Limitations & Future Work¶
- Scoring quality depends heavily on the capabilities of the base model; weaker models might not accurately assess the value of mathematical content.
- Only evaluated in the mathematical domain; meta-prompts for other specialized fields (e.g., medicine, law, code) would need redesigning.
- The binary YES/NO assumption might not suffice to capture richer quality dimensions (such as novelty, rigor, complexity, etc.).
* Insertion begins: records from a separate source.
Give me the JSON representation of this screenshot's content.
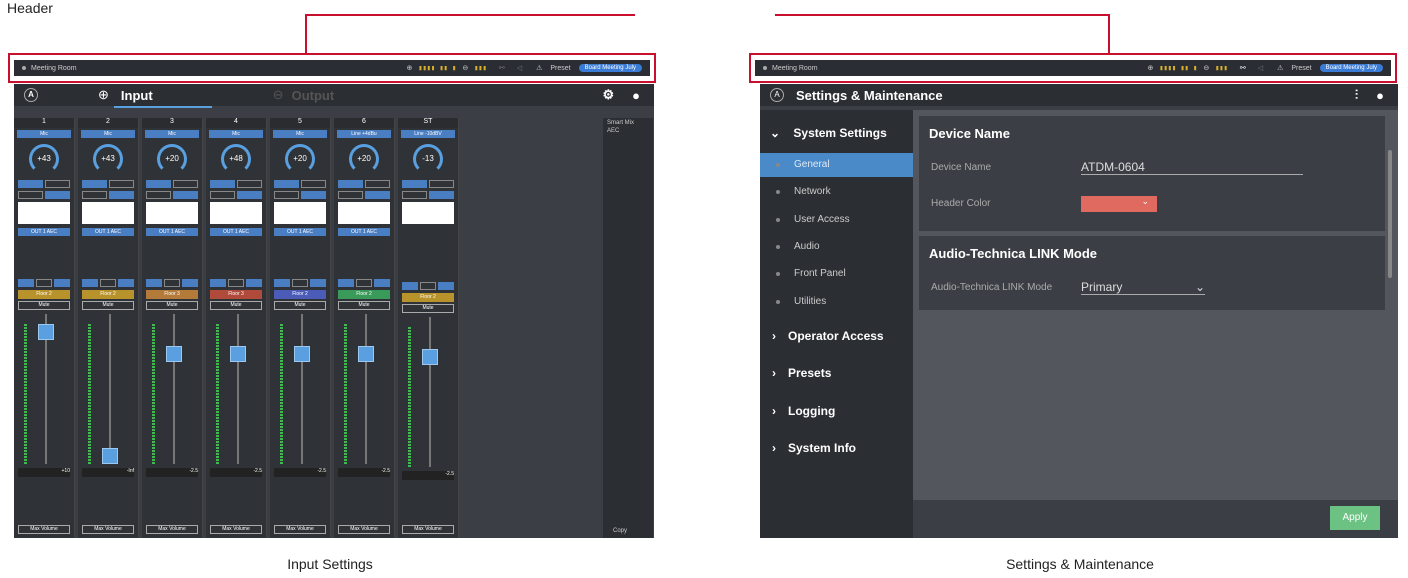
{
  "callout": {
    "label": "Header"
  },
  "captions": {
    "left": "Input Settings",
    "right": "Settings & Maintenance"
  },
  "header_bar": {
    "room": "Meeting Room",
    "preset_label": "Preset",
    "preset_value": "Board Meeting July",
    "input_meter": "▮▮▮▮ ▮▮ ▮",
    "output_meter": "▮▮▮"
  },
  "input_screen": {
    "tab_input": "Input",
    "tab_output": "Output",
    "side_labels": [
      "Smart Mix",
      "AEC"
    ],
    "copy_label": "Copy",
    "channels": [
      {
        "num": "1",
        "src": "Mic",
        "gain": "+43",
        "aec": "OUT 1 AEC",
        "floor": "Floor 2",
        "floor_color": "#b8922a",
        "mute": "Mute",
        "level": "+10",
        "max": "Max Volume"
      },
      {
        "num": "2",
        "src": "Mic",
        "gain": "+43",
        "aec": "OUT 1 AEC",
        "floor": "Floor 2",
        "floor_color": "#b8922a",
        "mute": "Mute",
        "level": "-Inf",
        "max": "Max Volume"
      },
      {
        "num": "3",
        "src": "Mic",
        "gain": "+20",
        "aec": "OUT 1 AEC",
        "floor": "Floor 3",
        "floor_color": "#b37a3a",
        "mute": "Mute",
        "level": "-2.5",
        "max": "Max Volume"
      },
      {
        "num": "4",
        "src": "Mic",
        "gain": "+48",
        "aec": "OUT 1 AEC",
        "floor": "Floor 3",
        "floor_color": "#b04a3a",
        "mute": "Mute",
        "level": "-2.5",
        "max": "Max Volume"
      },
      {
        "num": "5",
        "src": "Mic",
        "gain": "+20",
        "aec": "OUT 1 AEC",
        "floor": "Floor 2",
        "floor_color": "#4a5cb8",
        "mute": "Mute",
        "level": "-2.5",
        "max": "Max Volume"
      },
      {
        "num": "6",
        "src": "Line +4dBu",
        "gain": "+20",
        "aec": "OUT 1 AEC",
        "floor": "Floor 2",
        "floor_color": "#3a9a5a",
        "mute": "Mute",
        "level": "-2.5",
        "max": "Max Volume"
      },
      {
        "num": "ST",
        "src": "Line -10dBV",
        "gain": "-13",
        "aec": "",
        "floor": "Floor 2",
        "floor_color": "#b8922a",
        "mute": "Mute",
        "level": "-2.5",
        "max": "Max Volume"
      }
    ]
  },
  "settings_screen": {
    "title": "Settings & Maintenance",
    "sidebar": {
      "system_settings": "System Settings",
      "sub_items": [
        "General",
        "Network",
        "User Access",
        "Audio",
        "Front Panel",
        "Utilities"
      ],
      "others": [
        "Operator Access",
        "Presets",
        "Logging",
        "System Info"
      ]
    },
    "device_name_section": "Device Name",
    "device_name_label": "Device Name",
    "device_name_value": "ATDM-0604",
    "header_color_label": "Header Color",
    "header_color_value": "#e06a5f",
    "link_section": "Audio-Technica LINK Mode",
    "link_label": "Audio-Technica LINK Mode",
    "link_value": "Primary",
    "apply": "Apply"
  }
}
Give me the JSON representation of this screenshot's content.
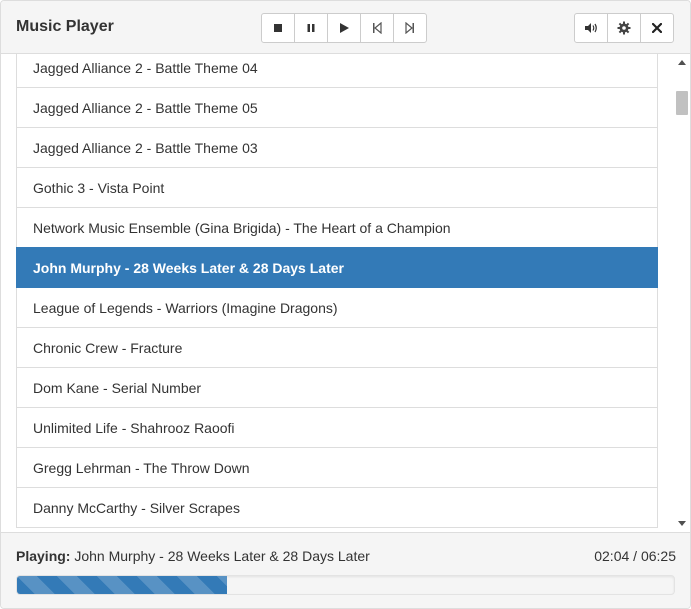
{
  "app": {
    "title": "Music Player"
  },
  "transport": {
    "buttons": [
      {
        "name": "stop-button",
        "icon": "stop-icon"
      },
      {
        "name": "pause-button",
        "icon": "pause-icon"
      },
      {
        "name": "play-button",
        "icon": "play-icon"
      },
      {
        "name": "previous-button",
        "icon": "step-backward-icon"
      },
      {
        "name": "next-button",
        "icon": "step-forward-icon"
      }
    ]
  },
  "utility": {
    "buttons": [
      {
        "name": "volume-button",
        "icon": "volume-icon"
      },
      {
        "name": "settings-button",
        "icon": "gear-icon"
      },
      {
        "name": "close-button",
        "icon": "close-icon"
      }
    ]
  },
  "playlist": {
    "active_index": 5,
    "tracks": [
      "Jagged Alliance 2 - Battle Theme 04",
      "Jagged Alliance 2 - Battle Theme 05",
      "Jagged Alliance 2 - Battle Theme 03",
      "Gothic 3 - Vista Point",
      "Network Music Ensemble (Gina Brigida) - The Heart of a Champion",
      "John Murphy - 28 Weeks Later & 28 Days Later",
      "League of Legends - Warriors (Imagine Dragons)",
      "Chronic Crew - Fracture",
      "Dom Kane - Serial Number",
      "Unlimited Life - Shahrooz Raoofi",
      "Gregg Lehrman - The Throw Down",
      "Danny McCarthy - Silver Scrapes"
    ]
  },
  "footer": {
    "playing_label": "Playing:",
    "playing_track": "John Murphy - 28 Weeks Later & 28 Days Later",
    "elapsed": "02:04",
    "separator": "/",
    "duration": "06:25",
    "progress_fraction": 0.32
  },
  "colors": {
    "accent": "#337ab7",
    "header_bg": "#f5f5f5",
    "border": "#dddddd"
  }
}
- Only validated on English mathematical texts; the effectiveness of scoring multilingual mathematical corpora remains unexplored.
- The scoring model (Qwen-72B) differs from the target models (Mistral-7B, etc.). Is there an optimal strategy for selecting scoring models?
Related Work & Insights¶
- vs. Phi-1/Phi-2 Data Selection: Phi-1/2 requires GPT-4 annotation and training a random forest classifier, which is expensive and yields only discrete labels. AutoDS requires zero annotations, zero secondary classifiers, and produces continuous scores.
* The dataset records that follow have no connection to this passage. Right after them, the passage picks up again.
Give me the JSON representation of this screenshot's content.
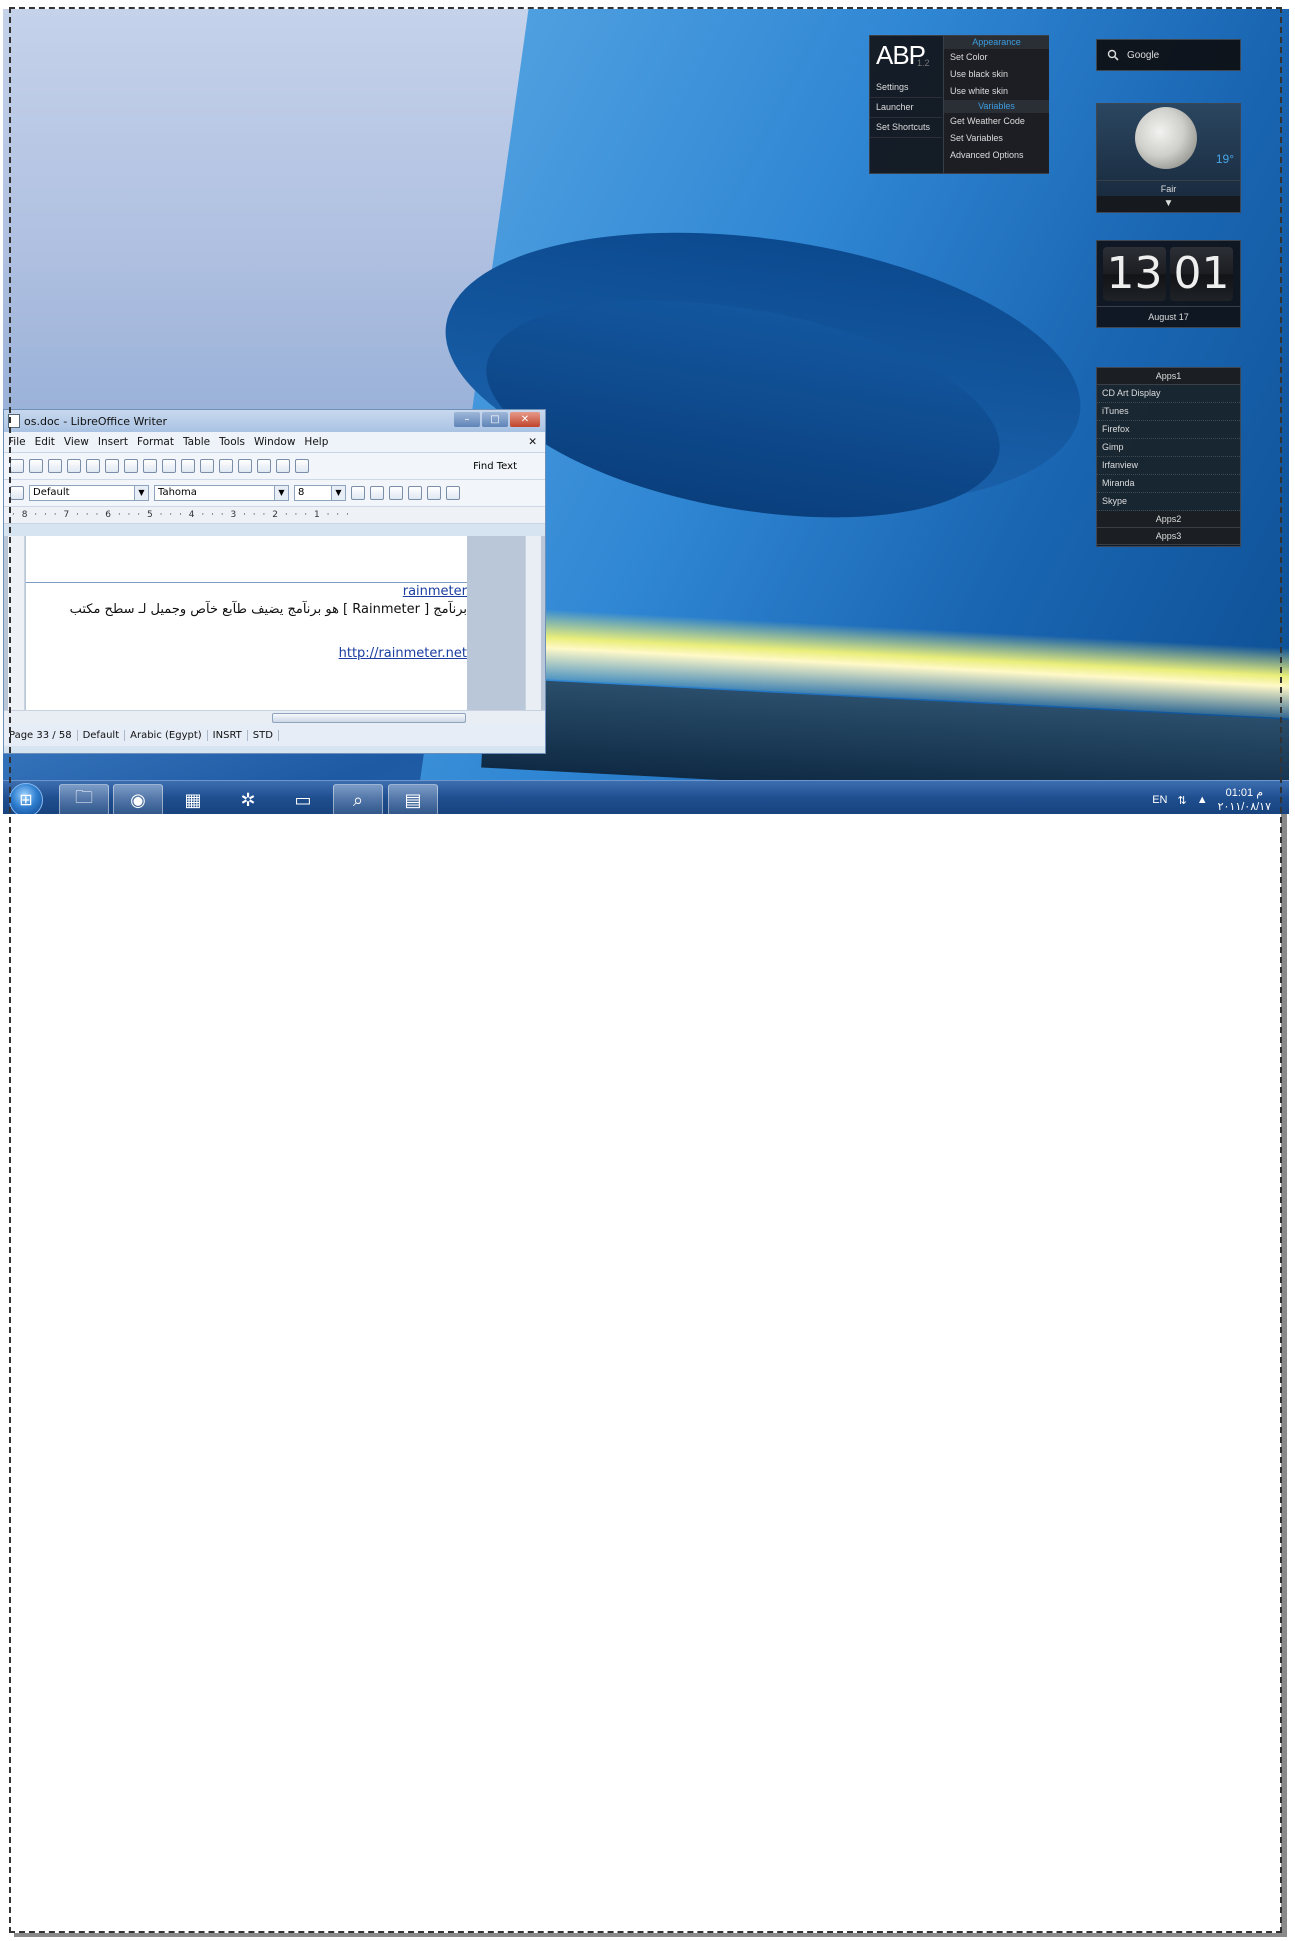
{
  "writer": {
    "title": "os.doc - LibreOffice Writer",
    "menu": [
      "File",
      "Edit",
      "View",
      "Insert",
      "Format",
      "Table",
      "Tools",
      "Window",
      "Help"
    ],
    "find_text": "Find Text",
    "style_value": "Default",
    "font_value": "Tahoma",
    "size_value": "8",
    "ruler_text": "· 8 · · · 7 · · · 6 · · · 5 · · · 4 · · · 3 · · · 2 · · · 1 · · ·",
    "doc_heading": "rainmeter",
    "doc_paragraph": "برنآمج [ Rainmeter ] هو برنآمج يضيف طآبع خآص وجميل لـ سطح مكتب",
    "doc_link": "http://rainmeter.net",
    "status": {
      "page": "Page 33 / 58",
      "style": "Default",
      "language": "Arabic (Egypt)",
      "mode": "INSRT",
      "selection": "STD"
    }
  },
  "abp": {
    "logo": "ABP",
    "version": "1.2",
    "left_items": [
      "Settings",
      "Launcher",
      "Set Shortcuts"
    ],
    "appearance_header": "Appearance",
    "appearance_items": [
      "Set Color",
      "Use black skin",
      "Use white skin"
    ],
    "variables_header": "Variables",
    "variables_items": [
      "Get Weather Code",
      "Set Variables",
      "Advanced Options"
    ]
  },
  "search": {
    "placeholder": "Google"
  },
  "weather": {
    "temp": "19°",
    "condition": "Fair"
  },
  "clock_widget": {
    "hour": "13",
    "minute": "01",
    "date": "August 17"
  },
  "apps": {
    "header1": "Apps1",
    "items": [
      "CD Art Display",
      "iTunes",
      "Firefox",
      "Gimp",
      "Irfanview",
      "Miranda",
      "Skype"
    ],
    "header2": "Apps2",
    "header3": "Apps3"
  },
  "taskbar": {
    "lang": "EN",
    "time": "01:01 م",
    "date": "٢٠١١/٠٨/١٧"
  },
  "colors": {
    "accent": "#3c9de0",
    "taskbar": "#1f4e8f"
  }
}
- vs. DSIR (Importance Resampling): DSIR performs distribution matching based on n-gram statistical features. AutoDS relies on LLM semantic understanding, which is more accurate in mathematical scenarios.
- vs. QuRating: QuRating also uses LLMs to evaluate data "quality" but in a different manner; the logits-based approach in AutoDS is simpler and more efficient.
- Insights: The principle that continuous quality scoring outperforms binary classification should be universally applicable to all data selection scenarios—not just mathematics.
Rating¶
- Novelty: ⭐⭐⭐⭐⭐ The zero-shot generative classifier concept is highly novel, the continuous LM-Score design is elegant, and the autonomous data selection paradigm holds profound significance.
- Experimental Thoroughness: ⭐⭐⭐⭐ Conducts experiments across three models on three benchmarks, providing comprehensive ablations and comparisons against DSIR, QuRating, and Uniform.
- Writing Quality: ⭐⭐⭐⭐ Features clear motivation, concise methodology, and intuitive data visualizations (treemaps, distribution charts).
- Value: ⭐⭐⭐⭐⭐ The AutoMathText dataset is open-sourced, the methodology is directly reusable, and the 2x efficiency gain is of practical significance.